Australian Cricket Cheats Show No Sport Is Clean Anymore
Posted: March 28, 2018
Updated: May 22, 2018
Australian cricket cheats rob South Africa of a fair match and the entire world of its faith in the sport of fair play and sportsmanship, and what is worse they appeared not to care. Any Australian gambling news reports concerning the Australian cricket cheats were just hype or overblown should probably take another look at the footage of their press conference afterward and wonder if we can ever believe cricket matches are safe to gamble on again when even the big name teams are cheating.
- Should Steve Smith be banned for life for organizing cheating on the team?
- Was Cameron Bancroft easily led or a willing accomplice in the crime?
- What sanction should be leveled against Australia for this latest cheating scandal?
- Can we ever again trust that any cricket match is being played fairly to the rules?
They ask, when you arrive in Australia, if you have a criminal record.
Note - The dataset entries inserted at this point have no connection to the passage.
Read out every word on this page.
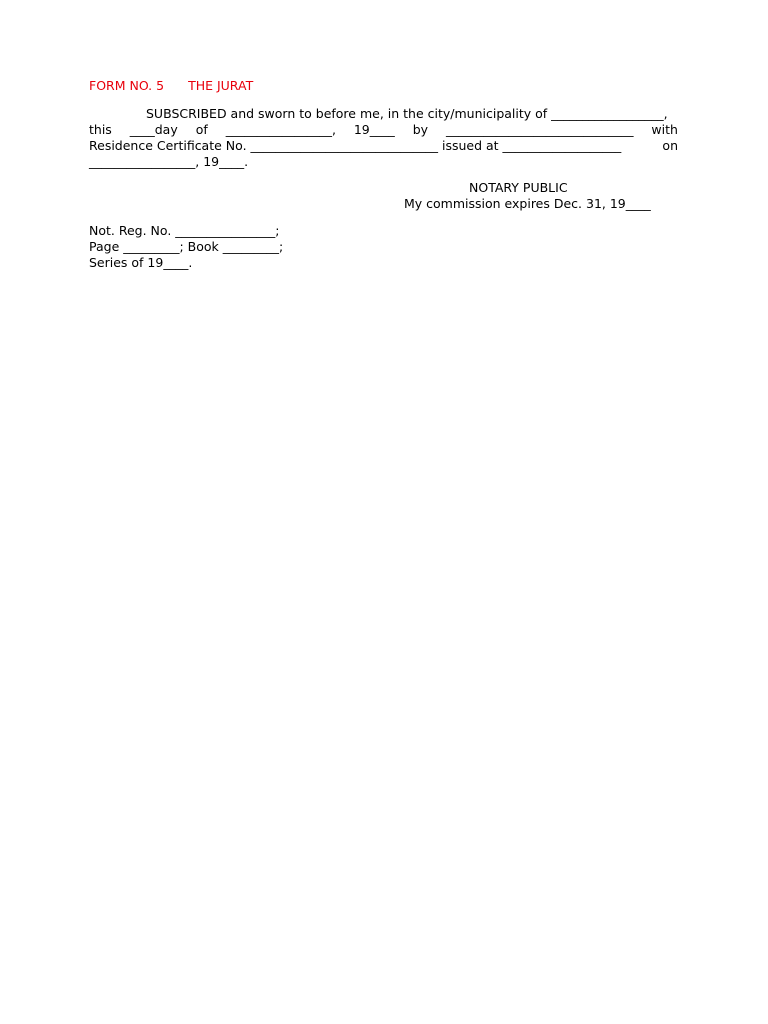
FORM NO. 5 THE JURAT
SUBSCRIBED and sworn to before me, in the city/municipality of __________________,
this ____day of _________________, 19____ by ______________________________ with
Residence Certificate No. ______________________________ issued at ___________________	on
_________________, 19____.
NOTARY PUBLIC
My commission expires Dec. 31, 19____
Not. Reg. No. ________________;
Page _________; Book _________;
Series of 19____.
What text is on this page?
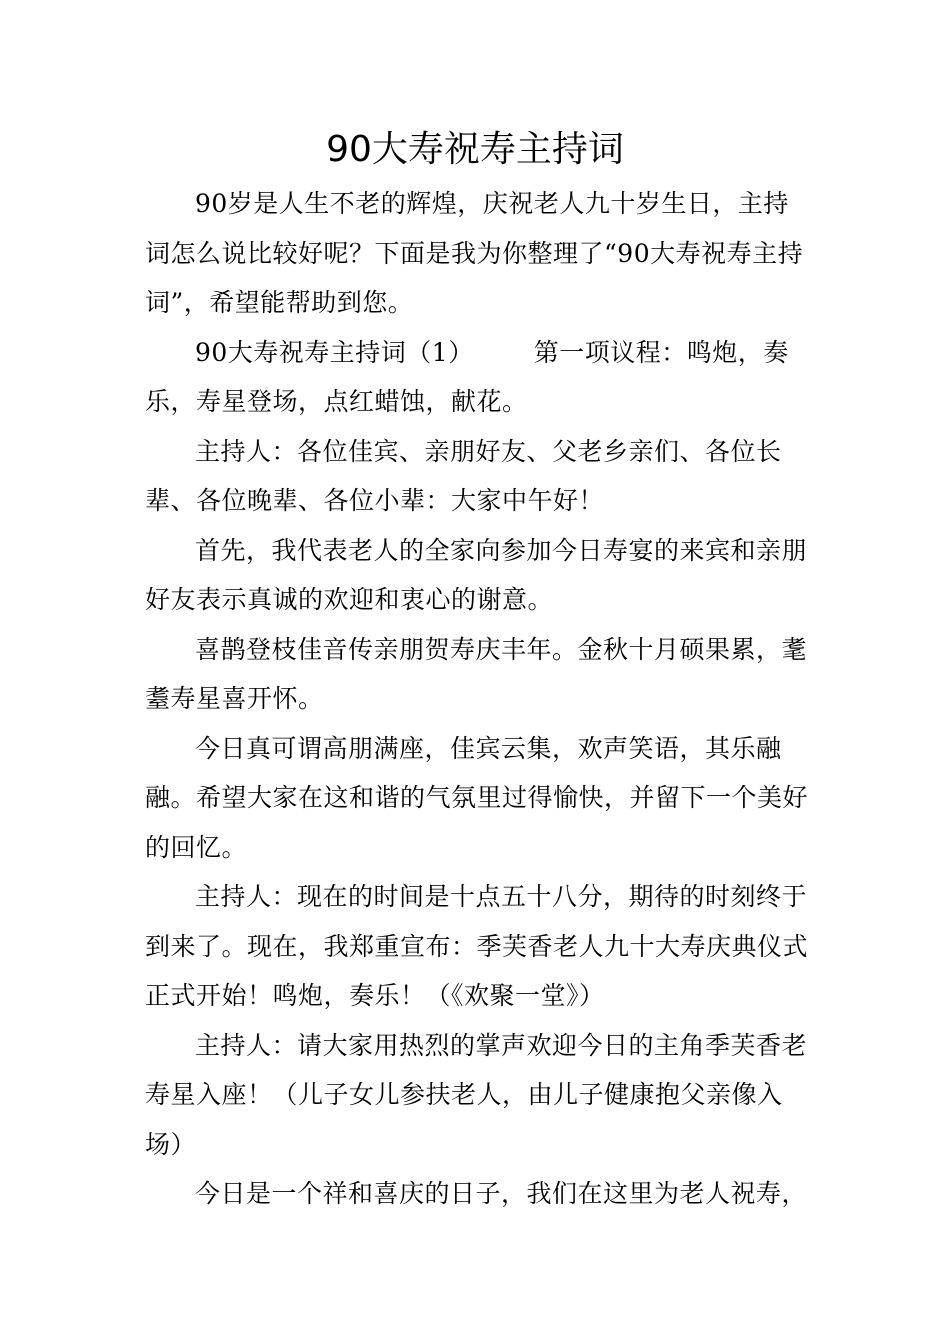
90大寿祝寿主持词

90岁是人生不老的辉煌，庆祝老人九十岁生日，主持词怎么说比较好呢？下面是我为你整理了“90大寿祝寿主持词”，希望能帮助到您。

90大寿祝寿主持词（1） 第一项议程：鸣炮，奏乐，寿星登场，点红蜡蚀，献花。

主持人：各位佳宾、亲朋好友、父老乡亲们、各位长辈、各位晚辈、各位小辈：大家中午好！

首先，我代表老人的全家向参加今日寿宴的来宾和亲朋好友表示真诚的欢迎和衷心的谢意。

喜鹊登枝佳音传亲朋贺寿庆丰年。金秋十月硕果累，耄耋寿星喜开怀。

今日真可谓高朋满座，佳宾云集，欢声笑语，其乐融融。希望大家在这和谐的气氛里过得愉快，并留下一个美好的回忆。

主持人：现在的时间是十点五十八分，期待的时刻终于到来了。现在，我郑重宣布：季芙香老人九十大寿庆典仪式正式开始！鸣炮，奏乐！（《欢聚一堂》）

主持人：请大家用热烈的掌声欢迎今日的主角季芙香老寿星入座！（儿子女儿参扶老人，由儿子健康抱父亲像入场）

今日是一个祥和喜庆的日子，我们在这里为老人祝寿，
There’s not an Englishman alive who has not then asked if that is still necessary. After all Australia is a former prison colony and calls us “whinging poms” partly because we find being in a nation full of deadly spiders, man-eating sharks and 1970s racism worthy of a few critical comments (especially when it’s so hot all the time) but mostly because they’re not very imaginative. Something the Australian cricket cheats proved perfectly.
Cheating in sports, particularly with drugs, has now become an epidemic. There isn’t a competitive cyclist who isn’t on something, the NFL is wall to wall steroid junkies and even curling has been tainted by these performance enhancing chemical concoctions. Curling? That’s like cheating at bowls or croquette ffs. This means that no one was particularly surprised when the Australian cricket cheats were unmasked by their own incompetence, after all people have been cheating in cricket for years now.
Did Australia Cheat Their Way To The Top Of World Cricket?
Mitchell Starc
There probably isn’t a drug that would improve your cricketing performance all that much, and if there were I’d encourage England to take buckets full after their disgraceful performance against New Zealand, however tampering with the ball has, along with simply throwing matches or fixing the statistics, been relatively regular. Indeed anyone that has bet on sports in Australia for very long will recall the fuss made about the accusations made against Pakistan cricketers and others in years gone by.
What made the Australian cricket cheats so unique was the brazen way they owned up when caught and simply sat there pretending it was something everyone did. Cameron Bancroft looked as contrite as a puppy next to a pile of poo and Steve Smith admitting the “leadership” knew about it in advance and still expecting to retain the captaincy bordered on the insane. Players queued up to say it was “embarrassing” as if that was the worst of it. Their feelings. Not the audience cheated out of fair play.
Australian Cricket Cheats Lay Waste To Sport’s Reputation
- Cameron Bancroft – 33/1
- Shaun Marsh – 10/1
- Mitchell Starc – 7/1
- Josh Hazlewood – 5/1
- Usman Khawaja – 5/1
- Nathan Lyon – 4/1
- Time Paine – 5/2
“Our cricketers are role models and cricket is synonymous with fair play. How can our team be engaged in cheating like this? It beggars belief.” Said Australian Prime Minister Malcolm Turnbull voicing the outrage of many who had to watch as the Australian cricket cheats couldn’t even keep what they were doing from the cameras. Cheating is bad, incompetent cheating is just unforgivable and for Smith and co to have roped in the most junior member of the team to assist them is just horrific.
Bancroft’s career will now be blighted by this, and if there’s any justice Steve Smith and the other members of the “leadership” that sanctioned these Australian cricket cheats won’t have a job at all. When we take advantage of Australian gambling laws to place a wager on a match we expect it to be a level playing field, and that the overpaid posing professionals aren’t going to make a mockery of the spirit and rules of the sport right before our eyes. Sadly Australia destroyed that myth last weekend.